Selanjutnya Ia menargetkan mencapai swasembada dalam tiga tahun dan membangunan lima hingga tujuh bendungan setiap tahunnya.   Dikatakan subsidi BBM juga harus diarahkan untuk pengadaan mesin kapal dan pendingin ikan untuk nelayan serta infrastruktur, dan kegiatan-kegiatan produktif lain. Pada kesempatan itu Presiden juga menjelaskan bahwa nilai subsidi BBM sungguh sanggat besar, ini dapat dialihkan ke sektor kesehatan maupun pembangunan Infrastruktur karena ini juga suatu tantangan ekonomi.       
 Selain menyampaikan mengenai pengalihan subsidi energi, Presiden pada kesempatan itu juga mengingatkan para pejabat daerah untuk berhati-hati dalam memberikan izin pengelolaan sumber daya alam pada investor.    
 Ia menilai yang diperlukan Indonesia adalah investor di bidang infrastruktur sedangkan pengelolaan sumber daya alam sepenuhnya hendaknya demi kesejahteraan rakyat. "Satu-satunya jalan untuk mempercepat pembangunan adalah investasi.
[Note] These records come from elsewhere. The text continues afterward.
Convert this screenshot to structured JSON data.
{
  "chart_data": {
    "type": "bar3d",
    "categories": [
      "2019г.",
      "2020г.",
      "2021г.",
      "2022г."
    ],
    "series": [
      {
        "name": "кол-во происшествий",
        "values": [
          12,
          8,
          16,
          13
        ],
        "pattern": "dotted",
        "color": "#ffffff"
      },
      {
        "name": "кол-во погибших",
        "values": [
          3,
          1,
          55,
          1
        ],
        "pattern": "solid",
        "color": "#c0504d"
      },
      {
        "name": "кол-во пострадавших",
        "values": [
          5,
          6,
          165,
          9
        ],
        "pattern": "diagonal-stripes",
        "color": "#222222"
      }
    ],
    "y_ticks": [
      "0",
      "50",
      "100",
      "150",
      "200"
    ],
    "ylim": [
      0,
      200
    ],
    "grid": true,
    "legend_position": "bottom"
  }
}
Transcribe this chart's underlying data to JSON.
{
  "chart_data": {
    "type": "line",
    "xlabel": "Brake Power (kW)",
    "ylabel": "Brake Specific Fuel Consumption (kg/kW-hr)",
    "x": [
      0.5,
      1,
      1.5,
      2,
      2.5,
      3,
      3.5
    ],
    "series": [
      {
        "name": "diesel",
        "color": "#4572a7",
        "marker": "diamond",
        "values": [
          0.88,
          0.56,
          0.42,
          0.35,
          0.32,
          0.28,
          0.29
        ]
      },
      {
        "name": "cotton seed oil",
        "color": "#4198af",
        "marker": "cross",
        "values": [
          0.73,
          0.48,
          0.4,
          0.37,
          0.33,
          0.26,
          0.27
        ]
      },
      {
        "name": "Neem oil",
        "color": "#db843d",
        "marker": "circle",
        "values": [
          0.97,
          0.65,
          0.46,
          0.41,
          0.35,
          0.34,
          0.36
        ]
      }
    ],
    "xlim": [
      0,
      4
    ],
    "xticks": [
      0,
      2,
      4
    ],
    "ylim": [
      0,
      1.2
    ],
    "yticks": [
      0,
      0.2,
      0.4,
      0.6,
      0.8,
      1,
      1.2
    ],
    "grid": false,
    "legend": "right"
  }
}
Namun (menerima) investor itu milih-milih, kalau infrastruktur silakan masuk," katanya.     
Dalam kesempatan itu Gubernur Sumsel H Alex Noerdin juga menyampaikan laporan tentang berbagai hal di Sumatera Selatan  termasuk soal energi diantaranya adalah soal energi listrik  yang dapat membbantu daerah lain, selain itu Gubernur juga menyampaikan tentang Sumber Daya Alam Sumsel lainya seperti bidang Perkebunan dan Pertanian, sebab  dari sektor Pertanian Sumatera Selatan merupakan salah satu Provinsi penopang pangan Nasional.   
Usai Pembukaan para Gubernur  menuju Kementrian Dalam Negeri  untuk melanjutkan Rakornas dengan salah satu agendanya adalah mendengarkan pengarahan Wakil Presiden Jusuf Kalla,  namu sebelumnya Gubernur para peserta Rakornas menikuti  sesi Foto bersama Prsiden dan Wapres di Beranda Istana Merdeka Jakarta.